L’écume du contemporain

Bertrand Gervais
couverture
Article paru dans Réflexions sur le contemporain, sous la responsabilité de Bertrand Gervais (2010)

Le contemporain est un objet difficile à cerner.

Ce n’est pas un territoire, simple à circonscrire et à baliser, c’est un temps, et plus précisément le temps présent. Or, le présent, notre présent, n’est pas un temps homogène; il est fait de temporalités différentes, de tensions multiples et de vecteurs pluriels. Pour Paul Zawadzki, «Les temps sociaux se structurent dans la multiplicité, l’hétérogénéité et la conflictualité1Paul Zawadzki, «Les équivoques du présentisme», Esprit, juin 2008, p. 114.». Et il a raison d’affirmer que Chronos obsède notre époque. Nous ne sommes pas seulement dans le temps, nous sommes fascinés par le temps et sa perception, par notre place dans le temps, par la place de notre temps dans l’histoire humaine, par le jeu des temps qui se croisent et s’interpénètrent.

Pour Jean-François Hamel, il est évident que «Dans une même époque, tout n’est pas immédiatement présent, il y a toujours aussi des fragments de passé et d’avenir qui coexistent et s’amalgament dans des configurations toujours nouvelles. On est contemporain d’une chose quand on est avec cette chose dans le même temps, mais ce temps n’est pas seulement le présent: c’est aussi un certain passé et un certain avenir. On peut être contemporain de ce qui a été et de ce qui sera en même temps que contemporain de ce qui est. À vrai dire, une époque n’est pas une réalité homogène: c’est un rassemblement de fragments temporels hétérogènes qui parfois s’accordent de manière organique, parfois provoquent des anachronismes2Tiré d’un texte pour le séminaire «Construction du contemporain», UQAM, automne 2006.».

Notre relation au temps est faite d’une négociation complexe, où ce que l’on gagne d’un côté, on le perd systématiquement de l’autre.
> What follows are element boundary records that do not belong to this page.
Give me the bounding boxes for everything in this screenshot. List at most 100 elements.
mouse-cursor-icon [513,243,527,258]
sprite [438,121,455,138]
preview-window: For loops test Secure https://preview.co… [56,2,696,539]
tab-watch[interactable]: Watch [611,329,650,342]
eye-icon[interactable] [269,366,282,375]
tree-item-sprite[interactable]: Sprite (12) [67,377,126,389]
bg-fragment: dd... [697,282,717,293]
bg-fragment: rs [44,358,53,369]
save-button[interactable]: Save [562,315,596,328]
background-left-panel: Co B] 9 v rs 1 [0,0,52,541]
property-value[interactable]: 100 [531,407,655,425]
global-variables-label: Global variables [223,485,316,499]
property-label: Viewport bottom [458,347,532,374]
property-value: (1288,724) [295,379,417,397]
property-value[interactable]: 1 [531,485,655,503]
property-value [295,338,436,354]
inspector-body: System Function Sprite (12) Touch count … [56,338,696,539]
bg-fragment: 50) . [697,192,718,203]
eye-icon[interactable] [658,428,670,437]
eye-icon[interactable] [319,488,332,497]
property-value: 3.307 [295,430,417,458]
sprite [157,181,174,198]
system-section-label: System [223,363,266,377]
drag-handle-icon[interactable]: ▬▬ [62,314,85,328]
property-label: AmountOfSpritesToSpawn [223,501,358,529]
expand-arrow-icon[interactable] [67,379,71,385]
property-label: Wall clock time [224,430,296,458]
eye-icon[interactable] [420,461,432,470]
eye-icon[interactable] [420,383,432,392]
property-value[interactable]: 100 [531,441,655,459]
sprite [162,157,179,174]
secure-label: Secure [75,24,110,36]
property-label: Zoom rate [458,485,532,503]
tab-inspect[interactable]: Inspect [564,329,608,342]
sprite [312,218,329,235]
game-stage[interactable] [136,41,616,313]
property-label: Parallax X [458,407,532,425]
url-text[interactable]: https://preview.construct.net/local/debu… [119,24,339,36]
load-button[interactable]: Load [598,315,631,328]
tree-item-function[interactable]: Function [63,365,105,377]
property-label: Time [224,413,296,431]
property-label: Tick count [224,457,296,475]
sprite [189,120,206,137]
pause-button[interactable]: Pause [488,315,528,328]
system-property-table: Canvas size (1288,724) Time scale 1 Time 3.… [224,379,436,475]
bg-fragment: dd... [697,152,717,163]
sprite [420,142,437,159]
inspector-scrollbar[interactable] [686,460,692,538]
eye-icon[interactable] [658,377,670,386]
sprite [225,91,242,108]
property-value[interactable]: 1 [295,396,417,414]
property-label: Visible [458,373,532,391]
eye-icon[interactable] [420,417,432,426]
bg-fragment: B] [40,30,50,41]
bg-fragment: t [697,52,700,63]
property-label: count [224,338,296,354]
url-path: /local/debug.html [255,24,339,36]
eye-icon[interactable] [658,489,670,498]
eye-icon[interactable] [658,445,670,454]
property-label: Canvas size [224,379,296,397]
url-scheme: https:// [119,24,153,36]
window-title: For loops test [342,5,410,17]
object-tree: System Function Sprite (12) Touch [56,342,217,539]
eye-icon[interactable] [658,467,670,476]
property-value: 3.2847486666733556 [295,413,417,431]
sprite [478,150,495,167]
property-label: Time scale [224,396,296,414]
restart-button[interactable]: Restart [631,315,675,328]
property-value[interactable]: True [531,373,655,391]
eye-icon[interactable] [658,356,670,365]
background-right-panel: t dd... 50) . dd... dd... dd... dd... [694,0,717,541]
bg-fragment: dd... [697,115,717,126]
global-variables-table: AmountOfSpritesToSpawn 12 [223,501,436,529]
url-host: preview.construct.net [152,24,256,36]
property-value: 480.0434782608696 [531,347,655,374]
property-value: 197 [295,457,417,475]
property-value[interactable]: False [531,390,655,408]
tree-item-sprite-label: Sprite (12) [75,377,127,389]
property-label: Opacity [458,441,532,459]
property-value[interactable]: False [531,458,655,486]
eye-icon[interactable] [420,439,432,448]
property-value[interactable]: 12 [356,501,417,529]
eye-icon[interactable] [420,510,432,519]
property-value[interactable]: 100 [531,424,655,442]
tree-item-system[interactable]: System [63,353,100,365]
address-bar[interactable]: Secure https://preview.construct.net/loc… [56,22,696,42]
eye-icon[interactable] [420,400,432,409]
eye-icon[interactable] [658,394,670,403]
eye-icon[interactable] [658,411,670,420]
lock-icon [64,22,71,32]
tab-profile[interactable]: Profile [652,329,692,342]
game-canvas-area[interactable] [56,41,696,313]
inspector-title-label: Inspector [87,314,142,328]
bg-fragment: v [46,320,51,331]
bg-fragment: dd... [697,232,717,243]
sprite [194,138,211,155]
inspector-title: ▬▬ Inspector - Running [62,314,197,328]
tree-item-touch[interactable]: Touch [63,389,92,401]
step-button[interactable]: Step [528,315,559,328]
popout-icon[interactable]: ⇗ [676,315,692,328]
Parfois, le passé semble se faire de plus en plus lointain, et c’est le futur qui pousse de tout son poids sur le présent, orientant son développement. Les progrès technologiques nous incitent à rêver de jours meilleurs, où tout sera résolu, même s’il y a là une utopie, un leurre dangereux. À d’autres moments, c’est le passé qui paraît s’éterniser et qui ne desserre pas ses griffes sur le présent, neutralisant le futur et l’éloignant comme une aube impossible à rejoindre. La tradition fige les institutions et projette un monde qui ne parvient plus à se renouveler. Il arrive aussi que le passé et l’avenir pressent fortement sur le présent, ou alors se font tous les deux distants et inaccessibles, et le présent entre dans une crise, où tout paraît boulonné, où les horizons d’attente se disloquent. Ce ne sont jamais que des perceptions, fondées sur ces rapports imaginaires que nous entretenons avec le réel, mais elles teintent la conception de notre propre temps.

D’ailleurs, ce présent, comment le construit-on? De haut en bas ou de bas en haut? Cette réalité qu’est notre présent se déploie-t-elle à partir de principes que les événements du monde rendent manifestes, ou est-ce plutôt que les événements par le jeu des contingences créent notre réalité? Celle-ci découle-t-elle d’une vision du monde ou se construit-elle à partir des faits?

Quel que soit le modèle impliqué, le présent se construit nécessairement dans la relation du sujet au monde, et l’imaginaire en est l’interface par excellence. C’est une interface extraordinairement complexe où de multiples vecteurs entrent en tension, où les liens entre attention, attente et mémoire se multiplient, constituant de la sorte un paysage d’une grande complexité. Le temps y apparaît soumis à de multiples situations de rupture, qui requièrent des sutures que l’imaginaire s’empresse de pourvoir. Avant de passer à la question cruciale de la définition du contemporain comme véritable régime d’historicité (sujet d’une prochaine réflexion), il convient d’examiner brièvement la relation entre le contemporain et le passé.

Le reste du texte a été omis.